La maggior parte dei caschi da sci e snowboard sono assemblati per subire un unico grande impatto. Se subisci un impatto che provoca la rottura o l’incrinatura della parte interna della schiuma dura, devi sostituire il casco in quanto non è più sicuro. Non tutti gli impatti gravi sono visibili dall’esterno del casco quindi assicurati di controllare sempre l’interno.

Ogni quanto va sostituito?

La maggior parte dei caschi non è costruita per durare tutta una vita. Gli esperti raccomandano di sostituire i caschi ogni 3-5 anni di utilizzo a causa del naturale processo di deperimento dei materiali per via dell’esposizione a sudore, prodotti per capelli, prodotti chimici per la pulizia del casco, oltre all’azione degli elementi naturali. Oltre a questo, tieni presente che si possono verificare delle particolari condizioni che ti portano a sostituire immediatamente il tuo elmetto.

Ad esempio, i caschi con costruzione in eps richiedono la sostituzione dopo un solo incidente o una caduta da più di 2 metri. I caschi “Multi Impact” sono invece progettati per resistere a diversi impatti da lievi a moderati. Sono costruiti in epp, ossia in polistirene espanso: sono sostanzialmente perle derivanti dal petrolio che vengono fatte espandere di 20-50 volte il loro volume iniziale e trattengono aria al loro interno.

La struttura in eps ha la tendenza a compattare o a rompersi al momento dell’impatto. Questo compromette la protezione del casco per un successivo utilizzo. Di conseguenza, quasi tutti i caschi di questo tipo sono classificati per “impatto singolo”.

Si deve mettere per forza?

Attualmente l’obbligo riguarda solo i minorenni. Per gli adulti è invece una questione di libera scelta.

Tuttavia proteggere la testa è una delle cose più importanti per gli sciatori di ogni livello: i principianti come gli esperti possono essere soggetti alle cadute e devono proteggersi con caschi per sciare di prima qualità.

I vantaggi di questa buona pratica, del resto, vanno oltre la protezione, per limitare il rischio di farsi male. Pensa solo al comfort che ne puoi avere, mantenendo la testa (e in particolare le orecchie) al caldo, difendendola dal freddo anche alle temperature più rigide.

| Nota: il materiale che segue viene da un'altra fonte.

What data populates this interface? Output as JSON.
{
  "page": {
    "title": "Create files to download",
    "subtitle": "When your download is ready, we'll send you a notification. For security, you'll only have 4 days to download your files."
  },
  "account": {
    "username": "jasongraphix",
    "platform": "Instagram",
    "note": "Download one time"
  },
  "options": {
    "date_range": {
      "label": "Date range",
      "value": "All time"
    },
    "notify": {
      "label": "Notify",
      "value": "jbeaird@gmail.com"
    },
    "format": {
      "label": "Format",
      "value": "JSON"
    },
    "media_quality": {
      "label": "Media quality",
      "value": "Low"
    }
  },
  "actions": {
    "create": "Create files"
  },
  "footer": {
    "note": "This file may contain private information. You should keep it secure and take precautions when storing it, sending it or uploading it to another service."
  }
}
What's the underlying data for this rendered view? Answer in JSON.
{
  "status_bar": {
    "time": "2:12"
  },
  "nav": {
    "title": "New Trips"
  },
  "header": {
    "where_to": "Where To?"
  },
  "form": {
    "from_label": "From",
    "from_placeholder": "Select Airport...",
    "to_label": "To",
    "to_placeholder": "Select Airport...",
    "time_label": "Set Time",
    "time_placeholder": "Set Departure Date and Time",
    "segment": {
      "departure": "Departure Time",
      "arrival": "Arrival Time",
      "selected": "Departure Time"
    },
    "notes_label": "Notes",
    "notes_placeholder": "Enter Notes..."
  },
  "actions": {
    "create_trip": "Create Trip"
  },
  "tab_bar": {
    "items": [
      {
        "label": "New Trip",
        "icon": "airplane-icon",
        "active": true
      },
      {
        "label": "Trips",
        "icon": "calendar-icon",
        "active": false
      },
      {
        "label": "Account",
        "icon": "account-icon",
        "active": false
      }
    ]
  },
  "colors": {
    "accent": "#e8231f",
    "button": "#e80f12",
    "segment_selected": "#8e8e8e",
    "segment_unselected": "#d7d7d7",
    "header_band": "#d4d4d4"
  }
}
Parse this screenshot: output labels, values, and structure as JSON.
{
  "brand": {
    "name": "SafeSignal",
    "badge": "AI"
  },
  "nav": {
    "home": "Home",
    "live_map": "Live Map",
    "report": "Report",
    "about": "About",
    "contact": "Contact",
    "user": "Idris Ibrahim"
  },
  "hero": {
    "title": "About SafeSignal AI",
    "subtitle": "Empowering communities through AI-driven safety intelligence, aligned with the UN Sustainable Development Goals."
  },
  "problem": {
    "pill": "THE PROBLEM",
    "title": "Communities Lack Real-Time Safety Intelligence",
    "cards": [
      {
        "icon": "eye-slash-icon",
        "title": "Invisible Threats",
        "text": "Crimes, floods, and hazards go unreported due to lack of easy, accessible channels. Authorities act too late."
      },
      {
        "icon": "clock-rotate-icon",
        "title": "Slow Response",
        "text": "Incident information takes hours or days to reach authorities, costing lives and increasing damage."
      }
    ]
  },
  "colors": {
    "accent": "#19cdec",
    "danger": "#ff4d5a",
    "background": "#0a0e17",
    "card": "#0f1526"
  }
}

Se stai valutando le varie proposte disponibili sul mercato per far indossare il caschetto a tuo figlio, potrebbe essere l’occasione giusta anche per scegliere quello giusto per te e completare così la tua attrezzatura da sci all’insegna della sicurezza.

Il casco può salvare la vita

Se guardiamo le statistiche relative agli incidenti sulla neve, gli uomini hanno il doppio della probabilità di essere soggetti a un trauma cranico rispetto alle donne e ai bambini. Non importa se scii da una vita e hai raggiunto livelli di eccellenza. La maggior parte delle lesioni alla testa si verificano per motivi accidentali e scontri tra sciatori: un casco può veramente salvarti la vita.